While most of us would qualify being born in a particular body a self-commitment ceremony that just happens naturally, for the self-married, being born and existing as an individual is not enough — it needs to be reaffirmed. In public. And there comes a time in life for people to just stop casually fucking around with themselves and move on to seriously dating themselves, followed by a long engagement where they cry nightly about how much the wedding is going to cost and have big, door slamming fights with themselves, followed by a commitment ceremony where the one side of the family manages to stop expressing doubts about who their progeny is marrying (a bum with no job who treats her like crap!) for long enough to enjoy some cake. Forever alone!
Obviously, self-marriage isn't a legal ceremony because it doesn't newly commit anything; it's just one person standing there and being like, "I'm awesome!" which I suppose means that a self-marriage ceremony has a lot in common with a Kanye West show or being around someone on PCP.
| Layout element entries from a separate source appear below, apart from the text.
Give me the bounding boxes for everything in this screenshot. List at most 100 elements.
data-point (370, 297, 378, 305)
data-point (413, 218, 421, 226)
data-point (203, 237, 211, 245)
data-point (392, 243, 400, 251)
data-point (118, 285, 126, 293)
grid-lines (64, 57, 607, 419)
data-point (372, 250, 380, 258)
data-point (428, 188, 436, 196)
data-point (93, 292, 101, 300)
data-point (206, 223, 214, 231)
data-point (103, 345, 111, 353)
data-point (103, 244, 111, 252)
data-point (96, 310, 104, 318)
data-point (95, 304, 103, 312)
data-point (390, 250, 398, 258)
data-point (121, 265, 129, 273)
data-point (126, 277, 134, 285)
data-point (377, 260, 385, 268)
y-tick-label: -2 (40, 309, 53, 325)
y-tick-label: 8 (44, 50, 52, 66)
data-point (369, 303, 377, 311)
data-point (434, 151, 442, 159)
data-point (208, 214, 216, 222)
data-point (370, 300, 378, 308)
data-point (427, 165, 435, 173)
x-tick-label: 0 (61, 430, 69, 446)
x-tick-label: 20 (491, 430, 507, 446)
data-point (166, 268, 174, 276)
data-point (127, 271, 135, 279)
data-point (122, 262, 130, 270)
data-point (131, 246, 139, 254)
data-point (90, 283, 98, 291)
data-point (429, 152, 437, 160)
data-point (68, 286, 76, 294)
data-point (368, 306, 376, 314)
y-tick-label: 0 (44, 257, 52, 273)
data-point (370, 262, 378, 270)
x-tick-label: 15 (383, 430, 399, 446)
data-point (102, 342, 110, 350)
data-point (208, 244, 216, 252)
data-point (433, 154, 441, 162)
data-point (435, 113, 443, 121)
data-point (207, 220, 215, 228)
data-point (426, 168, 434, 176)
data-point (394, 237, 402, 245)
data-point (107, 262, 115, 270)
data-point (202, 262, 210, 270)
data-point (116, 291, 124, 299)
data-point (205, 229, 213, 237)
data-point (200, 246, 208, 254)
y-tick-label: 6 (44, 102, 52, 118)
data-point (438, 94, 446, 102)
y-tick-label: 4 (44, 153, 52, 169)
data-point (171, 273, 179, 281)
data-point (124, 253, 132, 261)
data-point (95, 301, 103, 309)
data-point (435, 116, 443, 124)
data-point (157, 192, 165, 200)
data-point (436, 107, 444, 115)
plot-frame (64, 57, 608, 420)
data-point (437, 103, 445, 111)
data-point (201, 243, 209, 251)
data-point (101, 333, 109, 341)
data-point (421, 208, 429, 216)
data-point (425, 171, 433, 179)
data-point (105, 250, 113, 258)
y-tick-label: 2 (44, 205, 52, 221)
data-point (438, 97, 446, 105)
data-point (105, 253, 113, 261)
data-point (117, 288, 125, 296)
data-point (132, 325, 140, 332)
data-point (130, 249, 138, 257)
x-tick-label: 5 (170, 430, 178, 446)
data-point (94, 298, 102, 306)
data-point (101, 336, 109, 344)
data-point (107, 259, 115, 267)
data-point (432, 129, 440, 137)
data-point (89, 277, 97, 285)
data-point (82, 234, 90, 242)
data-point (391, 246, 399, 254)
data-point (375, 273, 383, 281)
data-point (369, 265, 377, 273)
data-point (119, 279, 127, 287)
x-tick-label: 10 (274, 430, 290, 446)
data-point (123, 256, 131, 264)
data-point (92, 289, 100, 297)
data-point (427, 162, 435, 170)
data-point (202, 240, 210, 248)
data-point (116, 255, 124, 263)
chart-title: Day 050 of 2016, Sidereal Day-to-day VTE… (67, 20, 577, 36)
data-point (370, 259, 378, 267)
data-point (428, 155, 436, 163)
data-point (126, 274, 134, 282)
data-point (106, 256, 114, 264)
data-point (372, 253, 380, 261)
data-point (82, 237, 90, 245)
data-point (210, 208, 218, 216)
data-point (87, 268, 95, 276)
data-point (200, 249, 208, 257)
In a world that's a veritable blizzard of special snowflakes, it's surprising that self-marriage isn't more common. But so far, only a few scattered weirdos have taken the plunge. One self-married Boston man divorced himself after realizing that he and himself were just not meant to be.
If this becomes A Thing, I blame Glee and Oprah. The former elevates self-absorption and self-regard into something resembling a virtue — embedded in every episode of is the moral that what is most important in life is to "be true to yourself." Wear clothes that truly represent your soul, say everything you really feel — let your unfettered emotions and reactions and impressions flop around like the penis of a man running naked across center field and never for one second consider the fact that you could be wrong (well, if a character does end up being wrong, it's somehow due to the fact that they were Not Being True To Themselves). Oprah advocated constant self-affirmation — you could be awesome if you just sat around being happy with how things were at that moment, or you could be awesome if you made a big fucking deal about changing something in your life; as long as you were Being True to Yourself, everything became a sacrement. A journaled and scrapbooked journey to lose five pounds is more righteous than taking a monthlong trip to Thailand and not being up your own ass about it.
So do you, (insert your name here), take you (insert your name here, again) to be your lawfully wedded douchenozzle until death do you part?